Mittlere und Neuere Kirchengeschichte

Trilaterale Forschungskonferenzen in der Villa Vigoni

DFG-Project: Trilateral Research Conferences in the Villa Vigoni: The Threatened Self—The Threat of the Other

In Germany, France, and Italy, an emotionally charged political debate is raging over questions of to what extent a foreign “Other” poses a threat to the European “Self” (consider, for example, Pegida, Charlie Hebdo, or Lampedusa). Religious aspects play an important role in these debates, in which “foreignness” is characterized among other things by fearful perceptions of fanaticized religions. While these problems materialize somewhat differently in each of these three European countries, all are faced with the question of how concepts of identity draw upon concepts of foreignness and how these are religiously and culturally charged.

While this problematic situation might seem new in its intensity, there is a long-standing history of conflict-ridden contact in which the religious dimensions were at times more prevalent and well-defined. In earlier eras, the tendency to veil scenarios of religious threat in political or economic terms was much less pronounced. This historical dimension is the focus of our trilateral research conferences in the Villa Vigoni.

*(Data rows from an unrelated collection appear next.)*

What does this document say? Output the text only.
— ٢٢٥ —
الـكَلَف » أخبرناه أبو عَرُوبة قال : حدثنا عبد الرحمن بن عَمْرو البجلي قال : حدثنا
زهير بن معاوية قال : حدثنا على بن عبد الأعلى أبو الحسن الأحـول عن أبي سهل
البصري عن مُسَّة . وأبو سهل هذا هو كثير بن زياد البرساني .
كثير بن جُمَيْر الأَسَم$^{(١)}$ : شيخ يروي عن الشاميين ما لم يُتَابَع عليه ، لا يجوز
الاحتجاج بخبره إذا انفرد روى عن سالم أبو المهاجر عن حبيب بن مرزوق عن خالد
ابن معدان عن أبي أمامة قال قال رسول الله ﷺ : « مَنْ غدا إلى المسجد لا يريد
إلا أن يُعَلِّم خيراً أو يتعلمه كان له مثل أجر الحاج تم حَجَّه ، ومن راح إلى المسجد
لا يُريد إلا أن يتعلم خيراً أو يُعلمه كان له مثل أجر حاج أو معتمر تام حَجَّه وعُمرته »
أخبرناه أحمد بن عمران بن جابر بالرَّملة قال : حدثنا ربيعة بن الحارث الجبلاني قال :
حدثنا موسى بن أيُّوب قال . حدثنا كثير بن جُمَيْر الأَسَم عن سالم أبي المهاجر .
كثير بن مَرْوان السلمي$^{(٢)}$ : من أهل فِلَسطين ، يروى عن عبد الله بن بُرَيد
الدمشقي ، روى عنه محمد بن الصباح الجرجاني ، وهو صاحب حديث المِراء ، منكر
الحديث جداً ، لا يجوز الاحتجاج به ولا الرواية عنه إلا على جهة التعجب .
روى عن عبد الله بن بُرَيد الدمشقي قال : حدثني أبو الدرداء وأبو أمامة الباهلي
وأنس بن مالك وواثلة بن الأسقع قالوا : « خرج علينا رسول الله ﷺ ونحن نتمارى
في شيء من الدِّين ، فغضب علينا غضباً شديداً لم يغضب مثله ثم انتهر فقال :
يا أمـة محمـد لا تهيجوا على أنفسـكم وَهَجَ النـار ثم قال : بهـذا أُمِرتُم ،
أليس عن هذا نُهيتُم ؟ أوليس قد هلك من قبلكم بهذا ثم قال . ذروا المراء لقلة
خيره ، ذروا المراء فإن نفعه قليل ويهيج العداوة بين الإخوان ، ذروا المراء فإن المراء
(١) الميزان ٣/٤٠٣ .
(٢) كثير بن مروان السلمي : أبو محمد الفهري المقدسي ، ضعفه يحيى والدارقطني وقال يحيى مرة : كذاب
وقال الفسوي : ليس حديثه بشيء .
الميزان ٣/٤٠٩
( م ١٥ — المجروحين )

Given that contemporary constellations of the communication of threats cannot be projected linearly onto the period from the fourteenth to the seventeenth century addressed here, the project aims to reconstruct interpretations of reality during this period. It examines how late medieval and early modern social groups explained the threats to their coexistence in a similar, perhaps more intense, fashion as an interaction not only of political, economic, and religious aspects but more generally as the result of immanent and transcendent factors. Because in their worldview, God and society were constantly interacting, every social threat was a threat to the divine and vice versa. In particular, two quite widespread literary genres with significant social and cultural influence gave expression to such conflicts: sermons and religious (liturgical) dramas

In the public spheres created by these performative texts, there are three marked threat scenarios in which the distinction between “the Self” and “the Other” and their corresponding religious associations in the intertwining of transcendence and society become especially evident. These include the broad themes of:

  1. “eternal damnation at the Last Judgment” for political and social deficiency;
  2. “Jewish conspiracies” from within; “Islamic expansion” from abroad; and
  3. “confessional condemnation” as the disintegration of “the Christian Occident.”

The methods historians use to analyze these sermons and liturgical dramas in order to generate systematic historical scholarship vary significantly among those countries participating in the research conferences. The proposed series of research conferences recognizes these differences and aims to:

  1. integrate the methods and perspectives developed by scholars who address primarily the history of religion, theater, and rhetoric;
  2. further the development of interdisciplinary and comparative tools of analysis and lenses for interpretation; and
  3. publish selected primary and secondary texts as models (editions and commentaries).